ACTION ITEM: Share our legal and logistical resources far and wide.
The Looming Legal Mess of Phage Clinical Trials
Much to our excitement, phage cocktails have been going through clinical trials all across the world, to assess their efficacy as prebiotics, antimicrobials, and immunogens. While clinical trials are intensive, time-consuming, and very, very expensive, they are the gold standard to which all new pharmaceuticals must be compared in order to be considered truly “adopted.” It is certainly good for our field that phages are running this gauntlet, but there are problems on the horizon that we can prevent with action now.
The most significant risk to the success of clinical trials of phages results from two key factors: their host specificity and their capacity to evolve. These introduce a bunch of variables that the contemporary regulatory infrastructure of clinical trials was not developed to address. Using heterogeneous cocktails addresses the host specificity issue (albeit to a more limited extent than most antibiotics), but it only amplifies the risk of fallout from the second factor: phages’ capacity to evolve. All kinds of messy legal arguments could ensue from the failure of a therapeutic that can mutate on its own, outside the explicit control of the clinician. And would a cocktail with 6 of the same 7 phages as a previously licensed one need to go through its own series of multi-million-dollar trials? Would all phages in a cocktail in clinical trials need to be rigorously screened for bacterial toxins that they may have picked up by transduction?
The existence of these variables foretells a new generation of medicine that much of our current regulatory systems are likely not prepared to face.
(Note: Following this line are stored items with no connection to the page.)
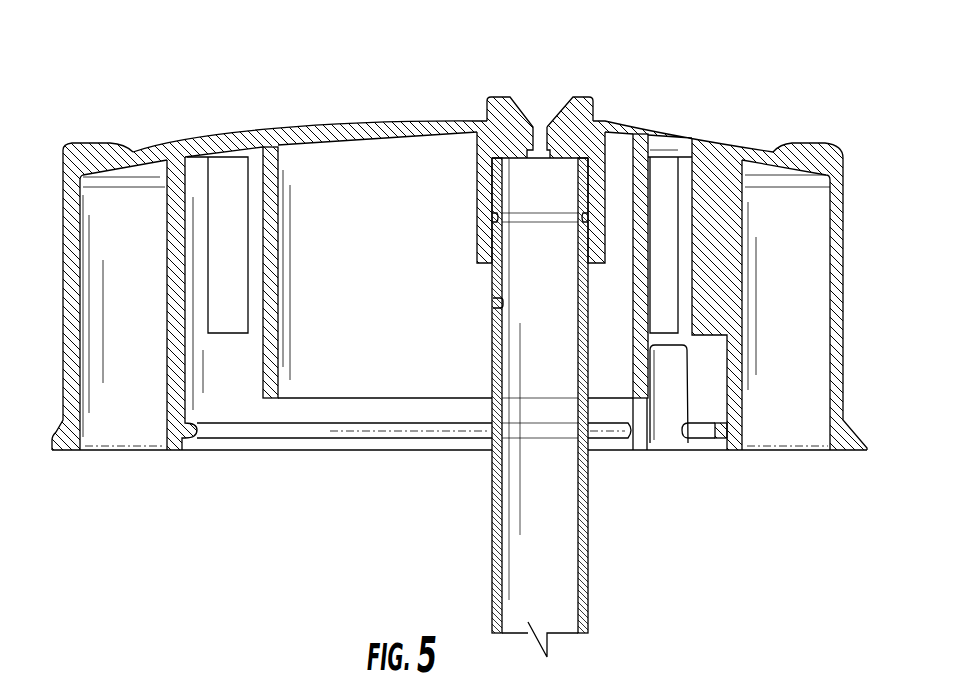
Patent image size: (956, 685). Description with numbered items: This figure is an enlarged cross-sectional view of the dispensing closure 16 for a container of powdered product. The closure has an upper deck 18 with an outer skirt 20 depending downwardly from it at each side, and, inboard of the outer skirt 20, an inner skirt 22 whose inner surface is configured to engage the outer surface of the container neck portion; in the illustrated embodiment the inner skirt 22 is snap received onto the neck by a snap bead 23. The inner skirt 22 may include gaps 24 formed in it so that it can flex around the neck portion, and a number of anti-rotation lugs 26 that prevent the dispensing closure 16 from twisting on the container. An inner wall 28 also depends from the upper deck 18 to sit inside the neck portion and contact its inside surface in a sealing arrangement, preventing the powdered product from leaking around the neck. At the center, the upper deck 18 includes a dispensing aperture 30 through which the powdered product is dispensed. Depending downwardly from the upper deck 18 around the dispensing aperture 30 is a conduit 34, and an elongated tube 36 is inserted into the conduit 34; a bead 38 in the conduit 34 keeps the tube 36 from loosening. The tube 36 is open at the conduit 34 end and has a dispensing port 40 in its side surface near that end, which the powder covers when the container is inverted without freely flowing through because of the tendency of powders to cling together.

The dispensing closure 16 is at (294, 70).
The upper deck 18 is at (415, 117).
The outer skirt 20 is at (65, 187).
The inner skirt 22 is at (167, 393).
The snap bead 23 is at (223, 432).
The gap 24 is at (666, 440).
The anti-rotation lug 26 is at (237, 170).
The inner wall 28 is at (315, 380).
The dispensing aperture 30 is at (532, 100).
The conduit 34 is at (477, 197).
The elongated tube 36 is at (495, 473).
The bead 38 is at (493, 218).
The dispensing port 40 is at (495, 303).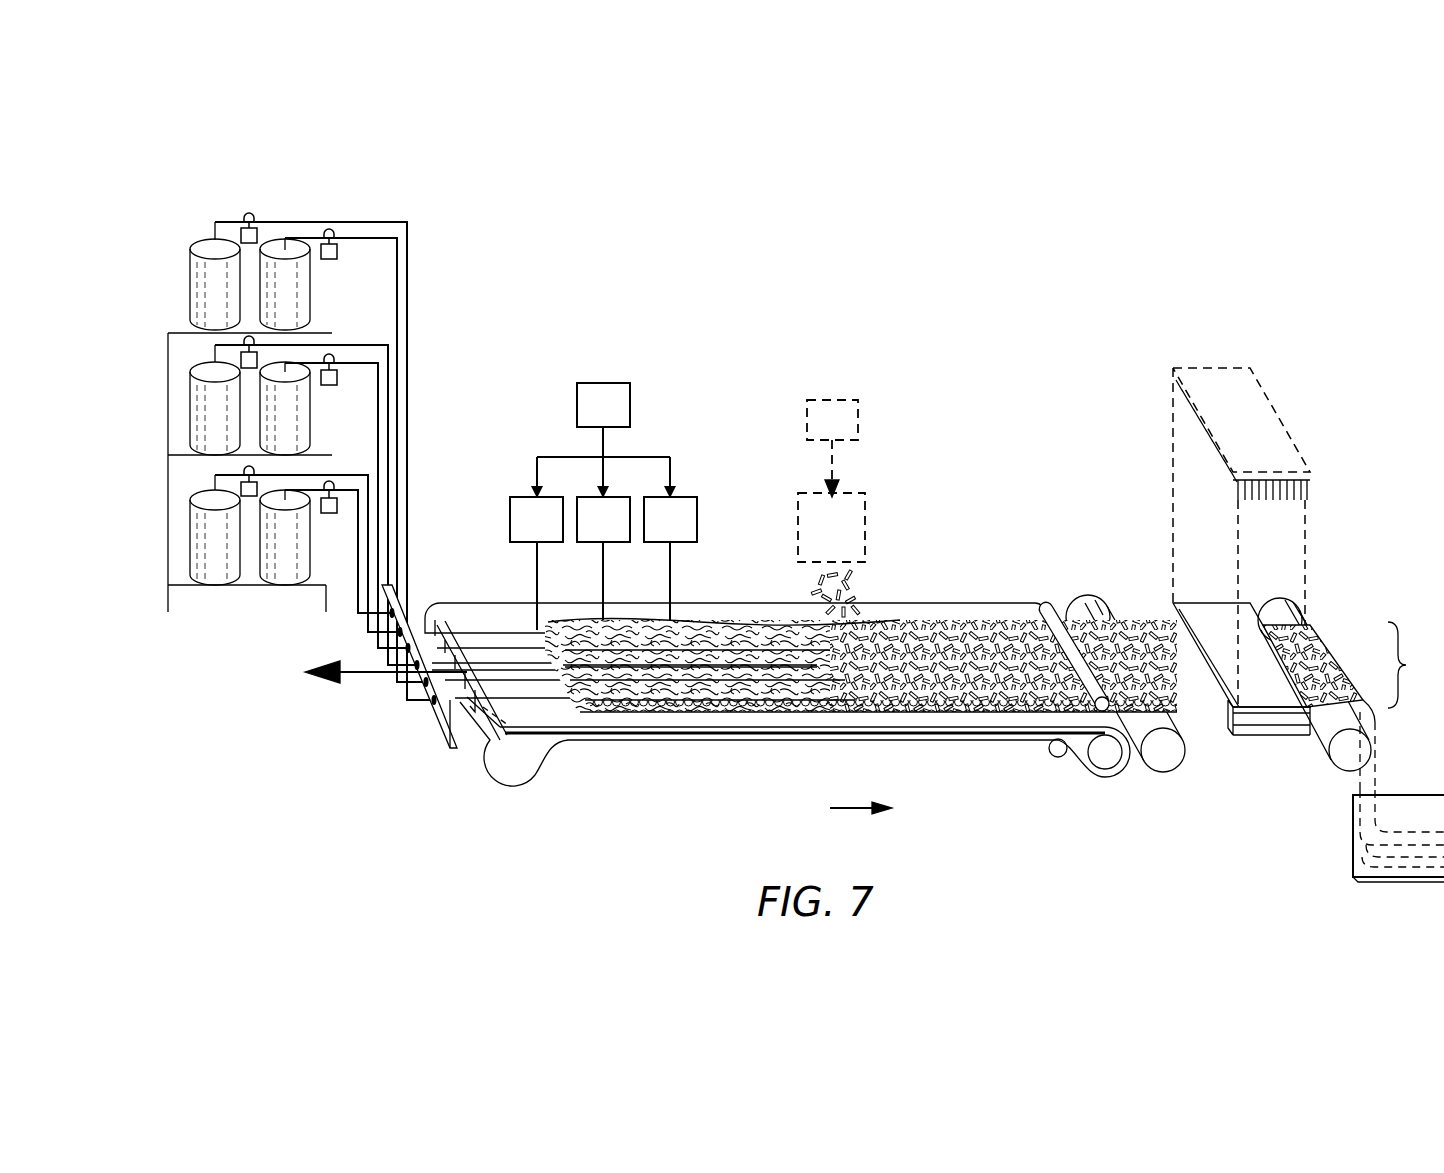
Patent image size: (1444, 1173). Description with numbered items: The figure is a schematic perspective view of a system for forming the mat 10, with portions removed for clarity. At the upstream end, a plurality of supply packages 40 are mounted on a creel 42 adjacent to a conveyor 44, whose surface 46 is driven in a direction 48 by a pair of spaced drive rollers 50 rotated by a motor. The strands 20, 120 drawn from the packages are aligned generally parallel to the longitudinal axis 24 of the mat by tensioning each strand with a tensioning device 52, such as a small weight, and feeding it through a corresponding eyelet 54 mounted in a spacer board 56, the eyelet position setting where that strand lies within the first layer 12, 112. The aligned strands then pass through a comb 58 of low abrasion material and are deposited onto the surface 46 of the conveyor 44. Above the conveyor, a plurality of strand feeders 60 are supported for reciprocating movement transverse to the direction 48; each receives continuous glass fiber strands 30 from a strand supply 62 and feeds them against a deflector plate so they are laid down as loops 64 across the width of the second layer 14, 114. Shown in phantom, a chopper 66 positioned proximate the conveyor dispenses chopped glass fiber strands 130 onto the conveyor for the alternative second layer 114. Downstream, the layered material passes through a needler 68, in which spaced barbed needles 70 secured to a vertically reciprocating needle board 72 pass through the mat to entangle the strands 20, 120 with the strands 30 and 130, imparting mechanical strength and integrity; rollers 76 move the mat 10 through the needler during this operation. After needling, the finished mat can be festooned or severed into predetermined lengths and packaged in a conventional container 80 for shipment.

We should also consider that compassionate use regulations could well become oversaturated if phage therapy really takes off around the world. For both these reasons, it is in our best interests to help shape the long-term future of this infrastructure, so that our work can be allowed to flourish while the patients we serve are still protected. Experts in the phage field should actively contribute their expertise to legal and political discussions that are necessary to enact these long-term changes. They could even team up with experts in oncolytic viral therapy and fecal microbiota transplant (FMT), whose fields are likely to face similar challenges.
ACTION ITEM: Advocate for structural updates to solve problems before they emerge.
New Systems Need New Connections
Perhaps the entirely unconventional nature of phage therapy requires some entirely new ideas for its regulation. This idea has already been embraced through different mechanisms in several countries, as has been beautifully summarized in a 2018 mini-review by Lucy Furfaro, Matthew Payne, and Barbara Chang. The unsung backbone of each of these profound policy developments has been effective science communication and outreach to public officials. To enact substantial changes in medical policy, we need to get the attention of policymakers and their constituents through enthusiastic engagement that emphasizes the purpose and urgency of new systems to manage phage therapy. The more that we take the initiative to explain the value of our work to the public and to public servants alike, the more likely it is that we will receive support for new methods to distribute phages.
ACTION ITEM: SciComm!
The sooner we start pursuing these concrete initiatives, the more robust the future of phage therapy will become.